Design, implementation, and evaluation of Napali: A novel distributed sensor network for improved power quality monitoring, Serge Negrashov.
Abstract: Today’s big data world is heavily relied on to bring precise, timely, and actionable intelligence, while being burdened by the ever increasing need for data cleaning and preprocessing. While in the case of ingesting large quantity of unstructured data this problem is unavoidable, when it comes to sensor networks built for a specific purpose, such as anomaly detection, some of that computation can be moved to the edge of the network. This thesis concerns the special case of sensor networks tailored for monitoring the power grid for anomalous behavior. These networks consist of meters connected to the grid across multiple geographically separated locations, while monitoring the power delivery infrastructure with the intent of finding deviations from the nominal steady state. These deviations, known as power quality anomalies, may originate, and be localized to the location of the sensor, or may affect a sizable portion of the power grid. The difficulty of evaluating the extent of a power quality anomaly stems directly from their short temporal and variable geographical impact. I propose a novel distributed power quality monitoring system called Napali which relies on extracted metrics from individual meters and their temporal locality in order to intelligently detect anomalies and extract raw data within temporal window and geographical areas of interest. The results of this research should be useful in other disciplines, such as general sensor network applications, IOT, and intrusion detection systems.
Laha: A framework for adaptive optimization of distributed sensor networks, Anthony Christe.

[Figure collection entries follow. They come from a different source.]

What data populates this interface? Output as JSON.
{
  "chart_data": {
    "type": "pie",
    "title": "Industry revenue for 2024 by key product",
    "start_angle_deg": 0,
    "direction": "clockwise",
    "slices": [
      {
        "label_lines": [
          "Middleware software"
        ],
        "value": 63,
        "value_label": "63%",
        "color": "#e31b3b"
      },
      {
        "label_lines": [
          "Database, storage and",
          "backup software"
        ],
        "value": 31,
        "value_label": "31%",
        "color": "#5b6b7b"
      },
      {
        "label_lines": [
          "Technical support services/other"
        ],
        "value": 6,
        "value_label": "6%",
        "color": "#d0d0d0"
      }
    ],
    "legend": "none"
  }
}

Abstract: Distributed Sensor Networks (DSNs) are faced with a myriad of technical challenges. This dissertation examines two important DSN challenges. One problem that is apparent in any DSN is converting “primitive” sensor data into actionable products and insights. For example, a DSN for power quality (PQ) might gather primitive data in the form of raw voltage waveforms and produce actionable insights in the form of classified power quality events such as voltage sags or frequency swells or provide the ability to predict when PQ events are going to occur by observing cyclical data. For another example, a DSN for infrasound might gather primitive data in the form of microphone counts and produce actionable insight in the form of determining what, when, and where the signal came from.

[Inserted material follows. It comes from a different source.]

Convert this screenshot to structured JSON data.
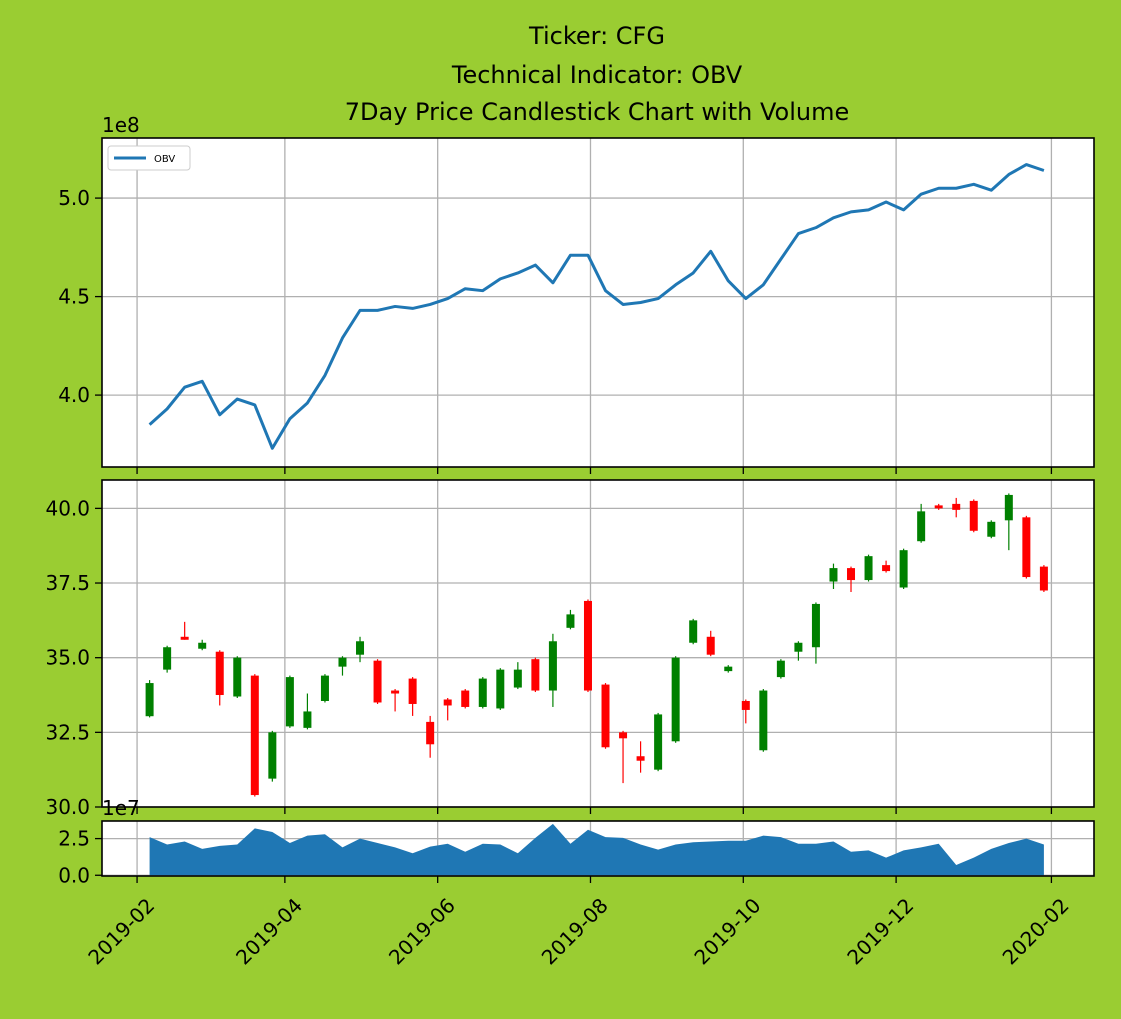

To make progress towards this problem, DSNs typically implement one or more of the following strategies: detecting signals in the primitive data (deciding if something is there), classification of signals from primitive data (deciding what is there), localization of signals (when and where did the signals come from), and by forming relationships between primitive data by finding correlations between spatial attributes, temporal attributes, and by associating metadata with primitive data to provide contextual information not collected by the DSN. These strategies can be employed recursively. As an example, the result of aggregating typed primitive data provides a new higher level of types data which contains more context than the data from which is was derived from. This new typed data can itself be aggregated into new, higher level types and also participate in relationships. A second important challenge is managing data volume. Most DSNs produce large amounts of (increasingly multimodal) primitive data, of which only a tiny fraction (the signals) is actually interesting and useful. The DSN can either utilize one of two strategies: keep all of the information and primitive data forever, or employ some sort of strategy for systematically discarding (hopefully uninteresting and not useful) data. As sensor networks scale in size, the first strategy becomes unfeasible. Therefore, DSNs must find and implement a strategy for managing large amounts of sensor data. The difficult part is finding an effective and efficient strategy deciding what data is interesting and must be kept and what data to discard.

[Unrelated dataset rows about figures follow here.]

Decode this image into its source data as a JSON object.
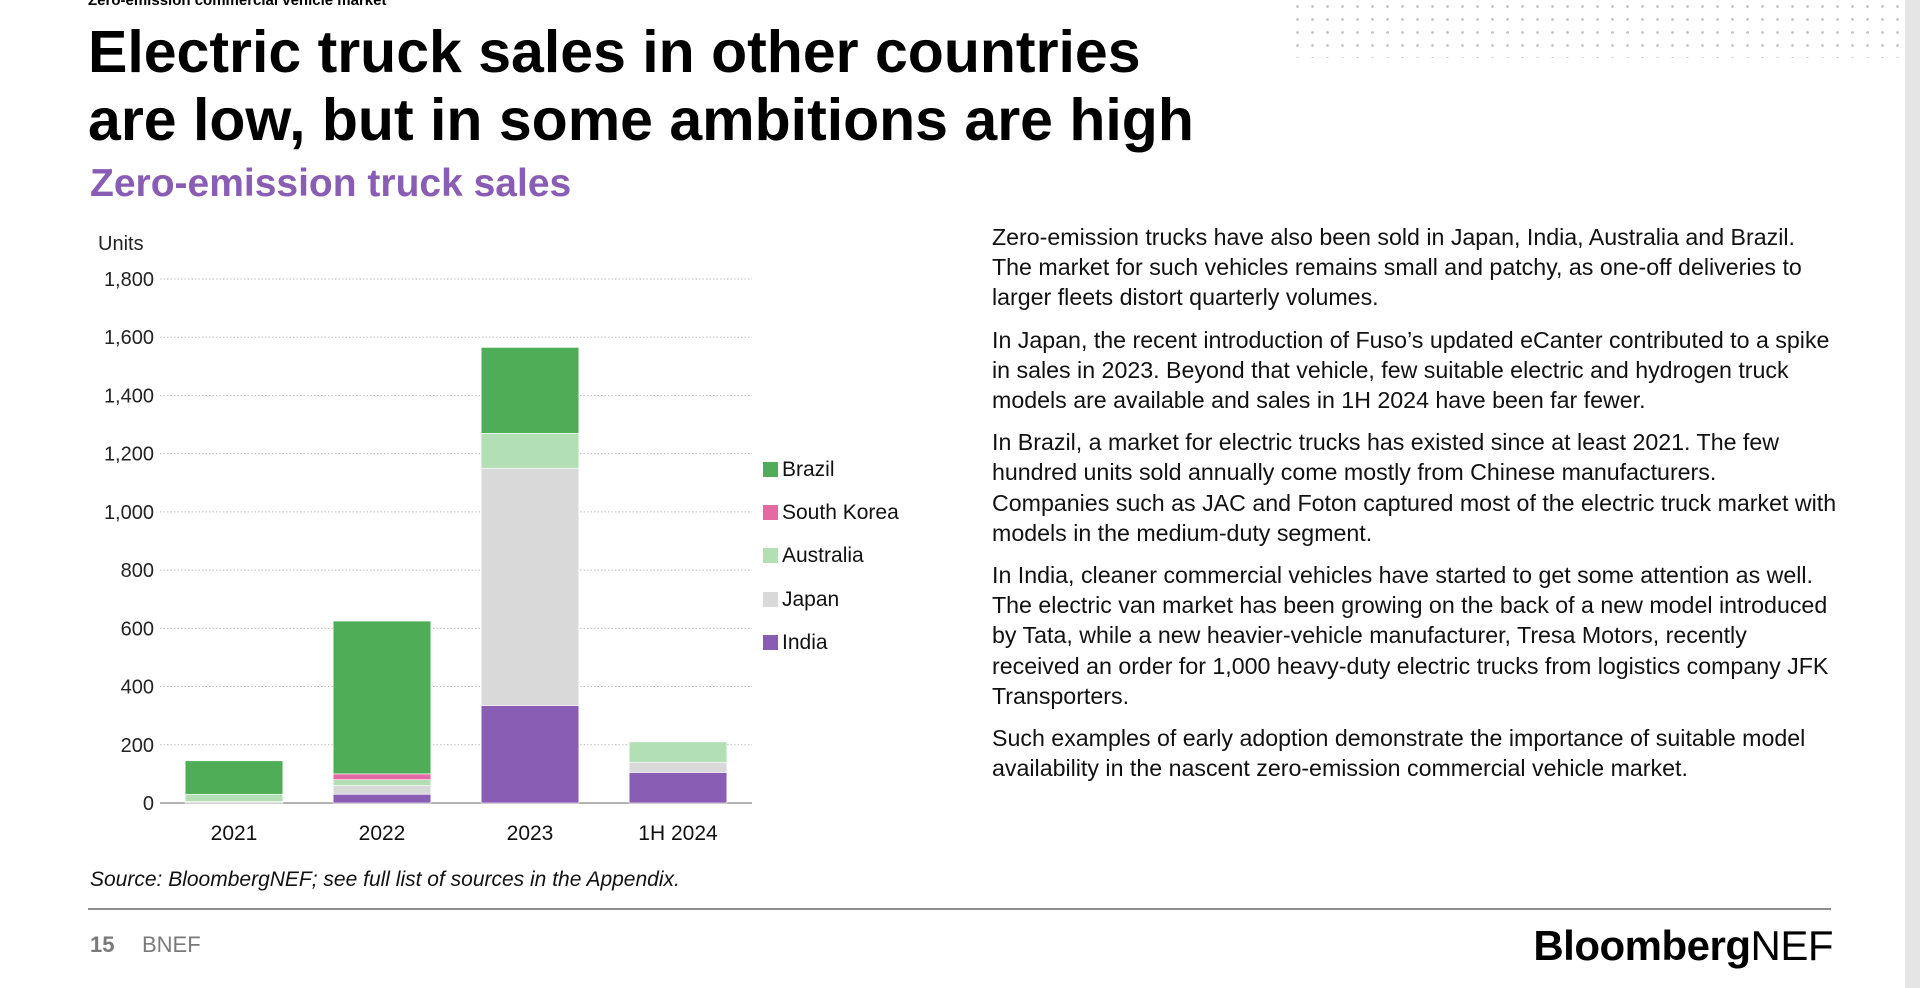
{
  "header": {
    "section_label": "Zero-emission commercial vehicle market",
    "title_line1": "Electric truck sales in other countries",
    "title_line2": "are low, but in some ambitions are high",
    "subtitle": "Zero-emission truck sales"
  },
  "chart_data": {
    "type": "bar",
    "stacked": true,
    "ylabel": "Units",
    "ylim": [
      0,
      1800
    ],
    "yticks": [
      0,
      200,
      400,
      600,
      800,
      1000,
      1200,
      1400,
      1600,
      1800
    ],
    "ytick_labels": [
      "0",
      "200",
      "400",
      "600",
      "800",
      "1,000",
      "1,200",
      "1,400",
      "1,600",
      "1,800"
    ],
    "categories": [
      "2021",
      "2022",
      "2023",
      "1H 2024"
    ],
    "grid": true,
    "legend_position": "right",
    "series": [
      {
        "name": "India",
        "color": "#8a5db5",
        "values": [
          0,
          30,
          335,
          105
        ]
      },
      {
        "name": "Japan",
        "color": "#d9d9d9",
        "values": [
          5,
          30,
          815,
          35
        ]
      },
      {
        "name": "Australia",
        "color": "#b2dfb4",
        "values": [
          25,
          20,
          120,
          70
        ]
      },
      {
        "name": "South Korea",
        "color": "#e46aa5",
        "values": [
          0,
          20,
          0,
          0
        ]
      },
      {
        "name": "Brazil",
        "color": "#4ead56",
        "values": [
          115,
          525,
          295,
          0
        ]
      }
    ],
    "legend_order": [
      "Brazil",
      "South Korea",
      "Australia",
      "Japan",
      "India"
    ]
  },
  "body": {
    "paragraphs": [
      "Zero-emission trucks have also been sold in Japan, India, Australia and Brazil. The market for such vehicles remains small and patchy, as one-off deliveries to larger fleets distort quarterly volumes.",
      "In Japan, the recent introduction of Fuso’s updated eCanter contributed to a spike in sales in 2023. Beyond that vehicle, few suitable electric and hydrogen truck models are available and sales in 1H 2024 have been far fewer.",
      "In Brazil, a market for electric trucks has existed since at least 2021. The few hundred units sold annually come mostly from Chinese manufacturers. Companies such as JAC and Foton captured most of the electric truck market with models in the medium-duty segment.",
      "In India, cleaner commercial vehicles have started to get some attention as well. The electric van market has been growing on the back of a new model introduced by Tata, while a new heavier-vehicle manufacturer, Tresa Motors, recently received an order for 1,000 heavy-duty electric trucks from logistics company JFK Transporters.",
      "Such examples of early adoption demonstrate the importance of suitable model availability in the nascent zero-emission commercial vehicle market."
    ]
  },
  "source": "Source: BloombergNEF; see full list of sources in the Appendix.",
  "footer": {
    "page_number": "15",
    "brand": "BNEF",
    "logo_bold": "Bloomberg",
    "logo_regular": "NEF"
  }
}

This dissertation investigates the design, implementation, and evaluation of the Laha framework, which is intended to address both of these problems. First, the Laha framework provides a multi-leveled representation for structuring and processing DSN data. The structure and processing at each level is designed with the explicit goal of turning low-level data into actionable insights. Second, each level in the framework implements a “time-to-live” (TTL) strategy for data within the level. This strategy states that data must either “progress” upwards through the levels towards more abstract, useful representations within a fixed time window, or be discarded and lost forever. The TTL strategy is interesting because when implemented, it allows DSN designers to calculate upper bounds on data storage at each level of the framework and supports graceful degradation of DSN performance.